La mujer fantástica del título es Marina Vidal, una mujer trans que trabaja como moza en un restaurante y, con cierta regularidad, como vocalista en diversos ámbitos. A poco de comenzada la película, tras una noche de excesos, su pareja, quien quizá la doble en edad, sufre un aneurisma y fallece. Será la primera de una serie de desventuras: una circunstancia ya de por sí sumamente dolorosa va disparando otras, que no existirían si no fuese por su condición de trans. Marina sufrirá destratos y violencias de todo tipo en un lapso de apenas unos días. Toda una sucesión de personajes le confiere un trato que da cuentas de que no pueden ni quieren ocultar sus prejuicios: desde el desprecio solapado al insulto directo, y más allá.

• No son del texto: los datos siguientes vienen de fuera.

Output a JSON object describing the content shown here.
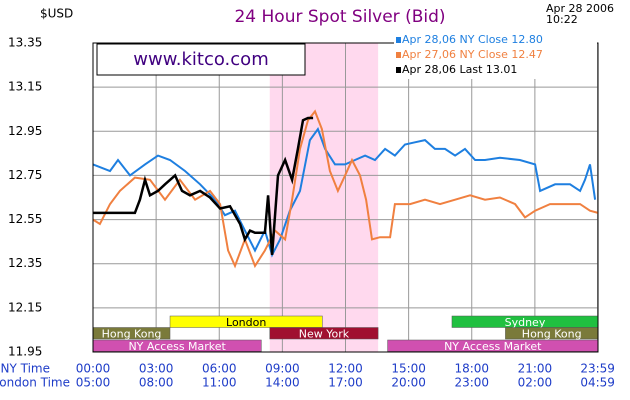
{
  "chart_data": {
    "type": "line",
    "title": "24 Hour Spot Silver (Bid)",
    "y_label": "$USD",
    "date": "Apr 28 2006",
    "time": "10:22",
    "watermark": "www.kitco.com",
    "x_label": "NY Time",
    "x2_label": "London Time",
    "xlim": [
      0,
      24
    ],
    "xticks": [
      {
        "value": 0,
        "label": "00:00"
      },
      {
        "value": 3,
        "label": "03:00"
      },
      {
        "value": 6,
        "label": "06:00"
      },
      {
        "value": 9,
        "label": "09:00"
      },
      {
        "value": 12,
        "label": "12:00"
      },
      {
        "value": 15,
        "label": "15:00"
      },
      {
        "value": 18,
        "label": "18:00"
      },
      {
        "value": 21,
        "label": "21:00"
      },
      {
        "value": 23.983,
        "label": "23:59"
      }
    ],
    "x2ticklabels": [
      "05:00",
      "08:00",
      "11:00",
      "14:00",
      "17:00",
      "20:00",
      "23:00",
      "02:00",
      "04:59"
    ],
    "ylim": [
      11.95,
      13.35
    ],
    "yticks": [
      11.95,
      12.15,
      12.35,
      12.55,
      12.75,
      12.95,
      13.15,
      13.35
    ],
    "grid": true,
    "highlight": {
      "start": 8.4,
      "end": 13.55,
      "color": "#ffd9ee"
    },
    "sessions": [
      {
        "name": "London",
        "row": 0,
        "start": 3.66,
        "end": 10.9,
        "color": "#ffff00",
        "text_color": "#000000"
      },
      {
        "name": "Sydney",
        "row": 0,
        "start": 17.06,
        "end": 24,
        "color": "#20c040",
        "text_color": "#ffffff"
      },
      {
        "name": "Hong Kong",
        "row": 1,
        "start": 0,
        "end": 3.66,
        "color": "#7a7a3a",
        "text_color": "#ffffff"
      },
      {
        "name": "New York",
        "row": 1,
        "start": 8.4,
        "end": 13.55,
        "color": "#a01030",
        "text_color": "#ffffff"
      },
      {
        "name": "Hong Kong",
        "row": 1,
        "start": 19.6,
        "end": 24,
        "color": "#7a7a3a",
        "text_color": "#ffffff"
      },
      {
        "name": "NY Access Market",
        "row": 2,
        "start": 0,
        "end": 8.0,
        "color": "#d050b0",
        "text_color": "#ffffff"
      },
      {
        "name": "NY Access Market",
        "row": 2,
        "start": 14.0,
        "end": 24,
        "color": "#d050b0",
        "text_color": "#ffffff"
      }
    ],
    "series": [
      {
        "name": "Apr 28,06 NY Close 12.80",
        "color": "#1e7fe0",
        "x": [
          0,
          0.81,
          1.19,
          1.76,
          2.47,
          3.09,
          3.66,
          4.37,
          5.09,
          5.8,
          6.27,
          6.75,
          7.22,
          7.7,
          8.17,
          8.51,
          8.89,
          9.36,
          9.84,
          10.31,
          10.69,
          11.03,
          11.5,
          11.98,
          12.45,
          12.93,
          13.4,
          13.88,
          14.35,
          14.83,
          15.3,
          15.78,
          16.25,
          16.73,
          17.21,
          17.68,
          18.16,
          18.63,
          19.34,
          20.29,
          21.01,
          21.25,
          21.96,
          22.67,
          23.15,
          23.38,
          23.62,
          23.86
        ],
        "values": [
          12.8,
          12.77,
          12.82,
          12.75,
          12.8,
          12.84,
          12.82,
          12.77,
          12.71,
          12.64,
          12.57,
          12.59,
          12.5,
          12.41,
          12.5,
          12.39,
          12.46,
          12.59,
          12.68,
          12.91,
          12.96,
          12.87,
          12.8,
          12.8,
          12.82,
          12.84,
          12.82,
          12.87,
          12.84,
          12.89,
          12.9,
          12.91,
          12.87,
          12.87,
          12.84,
          12.87,
          12.82,
          12.82,
          12.83,
          12.82,
          12.8,
          12.68,
          12.71,
          12.71,
          12.68,
          12.73,
          12.8,
          12.64
        ]
      },
      {
        "name": "Apr 27,06 NY Close 12.47",
        "color": "#f08040",
        "x": [
          0,
          0.33,
          0.81,
          1.28,
          1.99,
          2.71,
          3.42,
          4.13,
          4.85,
          5.56,
          6.04,
          6.42,
          6.75,
          7.22,
          7.7,
          8.17,
          8.65,
          9.13,
          9.46,
          9.84,
          10.22,
          10.55,
          10.88,
          11.26,
          11.64,
          11.98,
          12.31,
          12.69,
          12.98,
          13.26,
          13.64,
          14.12,
          14.35,
          15.07,
          15.78,
          16.49,
          17.21,
          17.92,
          18.63,
          19.34,
          20.06,
          20.53,
          21.01,
          21.72,
          22.43,
          23.15,
          23.62,
          24
        ],
        "values": [
          12.55,
          12.53,
          12.62,
          12.68,
          12.74,
          12.73,
          12.64,
          12.73,
          12.64,
          12.68,
          12.62,
          12.41,
          12.34,
          12.46,
          12.34,
          12.41,
          12.5,
          12.46,
          12.64,
          12.87,
          13.0,
          13.04,
          12.96,
          12.77,
          12.68,
          12.75,
          12.82,
          12.75,
          12.64,
          12.46,
          12.47,
          12.47,
          12.62,
          12.62,
          12.64,
          12.62,
          12.64,
          12.66,
          12.64,
          12.65,
          12.62,
          12.56,
          12.59,
          12.62,
          12.62,
          12.62,
          12.59,
          12.58
        ]
      },
      {
        "name": "Apr 28,06 Last 13.01",
        "color": "#000000",
        "x": [
          0,
          0.81,
          1.99,
          2.23,
          2.47,
          2.71,
          3.09,
          3.42,
          3.9,
          4.23,
          4.61,
          5.09,
          5.56,
          6.04,
          6.51,
          6.99,
          7.22,
          7.46,
          7.7,
          8.17,
          8.32,
          8.51,
          8.79,
          9.13,
          9.46,
          9.74,
          9.98,
          10.22,
          10.46
        ],
        "values": [
          12.58,
          12.58,
          12.58,
          12.64,
          12.73,
          12.66,
          12.68,
          12.71,
          12.75,
          12.68,
          12.66,
          12.68,
          12.65,
          12.6,
          12.61,
          12.53,
          12.46,
          12.5,
          12.49,
          12.49,
          12.66,
          12.39,
          12.75,
          12.82,
          12.73,
          12.87,
          13.0,
          13.01,
          13.01
        ]
      }
    ]
  }
}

La actuación de la actriz trans Daniela Vega es notable. Su rostro impávido es pura contención, y en él se entrevén una y otra vez los dolores del duelo, el cansancio de luchar toda una vida contra los mismos prejuicios y la indignación puntual por el trato recibido en este momento crítico. En los entretiempos de tantos momentos desagradables y profundamente incómodos, la protagonista da golpes, una y otra vez, a una suerte de punching ball que cuelga del techo de su apartamento. Aquí el espectador puede pensar que, como en tantas otras películas, se está preparando para romperle la cara a alguno (y de hecho, deseamos que lo haga), pero, al menos de acuerdo con lo que sucede en pantalla en el período presentado, parecería hacerlo con el único propósito de descargar y exorcizar ese cúmulo de frustraciones diarias que acontecen. Lelio demuestra el descomunal ejercicio que tiene que hacer una persona trans para mantener la compostura, para no descolocarse a gritos, para tolerar, tragar y soportar, aun cuando sus interlocutores no merecen tales deferencias. Se da a entender ese esfuerzo brutal que supone, para ellas, intentar encajar en una sociedad, esfuerzo similar o incluso mayor al de otros grupos discriminados.

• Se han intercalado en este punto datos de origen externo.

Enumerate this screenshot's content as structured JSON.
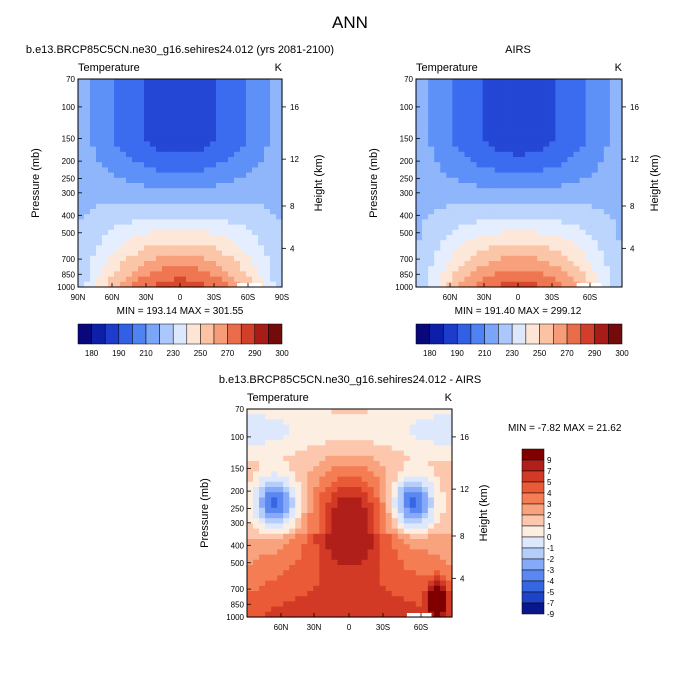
{
  "figure_title": "ANN",
  "chart_data": [
    {
      "type": "heatmap",
      "title": "b.e13.BRCP85C5CN.ne30_g16.sehires24.012 (yrs 2081-2100)",
      "field_label": "Temperature",
      "units": "K",
      "ylabel": "Pressure (mb)",
      "ylabel_right": "Height (km)",
      "yticks": [
        70,
        100,
        150,
        200,
        250,
        300,
        400,
        500,
        700,
        850,
        1000
      ],
      "yticks_right": [
        "16",
        "12",
        "8",
        "4"
      ],
      "xticks": [
        "90N",
        "60N",
        "30N",
        "0",
        "30S",
        "60S",
        "90S"
      ],
      "min_max_text": "MIN = 193.14  MAX = 301.55",
      "colorbar_levels": [
        "180",
        "190",
        "210",
        "230",
        "250",
        "270",
        "290",
        "300"
      ]
    },
    {
      "type": "heatmap",
      "title": "AIRS",
      "field_label": "Temperature",
      "units": "K",
      "ylabel": "Pressure (mb)",
      "ylabel_right": "Height (km)",
      "yticks": [
        70,
        100,
        150,
        200,
        250,
        300,
        400,
        500,
        700,
        850,
        1000
      ],
      "yticks_right": [
        "16",
        "12",
        "8",
        "4"
      ],
      "xticks": [
        "60N",
        "30N",
        "0",
        "30S",
        "60S"
      ],
      "min_max_text": "MIN = 191.40  MAX = 299.12",
      "colorbar_levels": [
        "180",
        "190",
        "210",
        "230",
        "250",
        "270",
        "290",
        "300"
      ]
    },
    {
      "type": "heatmap",
      "title": "b.e13.BRCP85C5CN.ne30_g16.sehires24.012 - AIRS",
      "field_label": "Temperature",
      "units": "K",
      "ylabel": "Pressure (mb)",
      "ylabel_right": "Height (km)",
      "yticks": [
        70,
        100,
        150,
        200,
        250,
        300,
        400,
        500,
        700,
        850,
        1000
      ],
      "yticks_right": [
        "16",
        "12",
        "8",
        "4"
      ],
      "xticks": [
        "60N",
        "30N",
        "0",
        "30S",
        "60S"
      ],
      "min_max_text": "MIN = -7.82  MAX = 21.62",
      "colorbar_levels": [
        "9",
        "7",
        "5",
        "4",
        "3",
        "2",
        "1",
        "0",
        "-1",
        "-2",
        "-3",
        "-4",
        "-5",
        "-7",
        "-9"
      ]
    }
  ],
  "palette": {
    "temp": [
      "#0b0f73",
      "#1a2ea6",
      "#2547d6",
      "#3b6cf0",
      "#5e91f7",
      "#8fb5fb",
      "#bcd5fd",
      "#e4eefe",
      "#fde7d9",
      "#fbc5a8",
      "#f7a07b",
      "#ee7651",
      "#d9472d",
      "#b01f1a",
      "#7a0d0d"
    ],
    "temp_bar": [
      "#08087a",
      "#0d1fa8",
      "#1e3ccc",
      "#3160e6",
      "#4f82f2",
      "#7ba5f8",
      "#abc7fb",
      "#dde8fd",
      "#fde4d5",
      "#fbc3a4",
      "#f69c78",
      "#ea6d4b",
      "#d13f2a",
      "#a81c18",
      "#730b0b"
    ],
    "diff_bar": [
      "#800000",
      "#b01f1a",
      "#d33a26",
      "#eb5a36",
      "#f57d54",
      "#f9a27e",
      "#fcc7ac",
      "#fdeee2",
      "#dde8fd",
      "#b5cdfb",
      "#86aaf7",
      "#5b88f0",
      "#3766e3",
      "#1f43c7",
      "#0a168c"
    ]
  }
}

Otro aspecto sumamente interesante refiere a la genitalidad del personaje: en un par de escenas aparece desnuda, pero con su zona genital deliberadamente oculta. Queda abierta la incógnita de si se hizo una operación para cambio de sexo o no, cuestión con la que incluso algún personaje tiene el desparpajo de importunarla directamente: “¿Qué eres?”, como si fuese imperativo ubicarla en uno u otro casillero mental. Incluso la comisaria que la investiga decide deliberadamente quedarse junto al perito criminalístico, con la clara intención de ver sus partes descubiertas.
La humillación consiste en destaparla, imponerle motes, etiquetas, y aquí se demuestra lo crucial que es para el colectivo trans el asunto del nombre impreso en el documento. En una conversación con la ex mujer de su pareja fallecida, ésta la llama por su nombre masculino como una forma de anularla, de descalificarla como mujer. Y así como una persona y otra deciden unilateralmente decirle como se les antoja, también le exigen con qué tratamiento referirse a ellos: piden que los trate de “usted”, de “comisaria Cortés” o como sea. El director Lelio y su guionista habitual, Gonzalo Maza, saben exponer y denunciar los mayores vicios sin subrayados ni énfasis, y con una sutileza envidiable.
Una mujer fantástica. Chile/Alemania/España/Estados Unidos, 2018.